Just like a Ferrari in Malaysia, a MyKad seems to be just a fancy identification card best parked in one’s wallet.

Despite being “tamper-proof” as often stressed by the National Registration Department (NRD), we still hear cases of foreigners nabbed in possession of MyKad and tampered identification cards.

In 2011, I exposed a land scam deal in Bukit Jelutong and obtained a tampered MyKad and driving licence. The details on both documentations were that of Datin Munira Sujak but the picture did not match. Munira was unaware her identification card and driving licence were used by fraudsters to sell her land, without her knowledge.

Her details were also used to open a bank account at a branch in Taman Tun Dr Ismail with active transactions in Penang. She was shocked.

The Malay Mail, had on Monday, revealed it was easy to obtain a MyKad. This came about after the Dewan Rakyat was informed more than half a million MyKad were reported missing from January 1 to October 31. That averages to almost 2,000 missing cards a day.

Our journalist went to the NRD branch in Rawang and applied for a MyKad, claiming he had “misplaced” his card which he had just renewed hardly two months ago as his car was broken into.

Without the need of lodging a police report and filling any forms, he obtained his temporary identification paper within an hour.

What if someone, who claims to have “misplaced” his or her MyKad, sold it to a third party for a quick buck?
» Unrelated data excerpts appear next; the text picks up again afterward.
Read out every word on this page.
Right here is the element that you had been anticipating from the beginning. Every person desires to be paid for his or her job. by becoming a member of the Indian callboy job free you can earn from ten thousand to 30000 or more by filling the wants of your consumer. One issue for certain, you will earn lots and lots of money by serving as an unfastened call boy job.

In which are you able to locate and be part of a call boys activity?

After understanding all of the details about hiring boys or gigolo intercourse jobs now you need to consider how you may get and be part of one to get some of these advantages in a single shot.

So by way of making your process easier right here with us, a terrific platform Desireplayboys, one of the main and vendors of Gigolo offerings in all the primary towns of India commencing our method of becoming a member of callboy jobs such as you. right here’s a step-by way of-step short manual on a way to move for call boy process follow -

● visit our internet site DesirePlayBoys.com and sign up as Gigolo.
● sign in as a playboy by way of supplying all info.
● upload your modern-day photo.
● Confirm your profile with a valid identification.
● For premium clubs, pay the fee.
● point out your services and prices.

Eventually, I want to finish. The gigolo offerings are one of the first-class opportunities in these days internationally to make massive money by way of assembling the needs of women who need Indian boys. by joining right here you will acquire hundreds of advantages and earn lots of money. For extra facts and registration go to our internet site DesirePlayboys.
I will never know if someone, who had stolen my identification card some nine years ago, could be using my details while leading a low-profile life in Tawau.

Since there is no need to lodge a police report for a “misplaced MyKad”, wouldn’t this encourage more people to sell their details out of desperation?

The large number of citizens “losing” their MyKad shows many among us take the card for granted.

Haven’t we heard of cases where a vagrant is picked up, given a sum of cash to dress up smartly and open a bank account but to allow a third party to hold the ATM card and conduct transactions?

The MyKad has been around for more than a decade and yet when the police or Road Transport Department conducts operations, the officers merely read the details on the card and do not verify the information through a card reader.

In fact, you will not be checked unless you are on a motorcycle or “look suspicious”.

It has been 12 years since the MyKad was launched with several versions introduced along the way. Yet, many among us would prefer carrying our driving licence and bank cards — not because we prefer our wallets to be bulkier but simply because the ecosystem has yet to fully embrace the technological superiority of the MyKad.

Just like a Ferrari, one is unable to push the machine to its limits if the roads are filled with potholes and there are no proper parking facilities at the end of the journey.

Let’s take our MyKad seriously and use it to its fullest potential. This is, after all, about national security.

* This is the personal opinion of the columnist.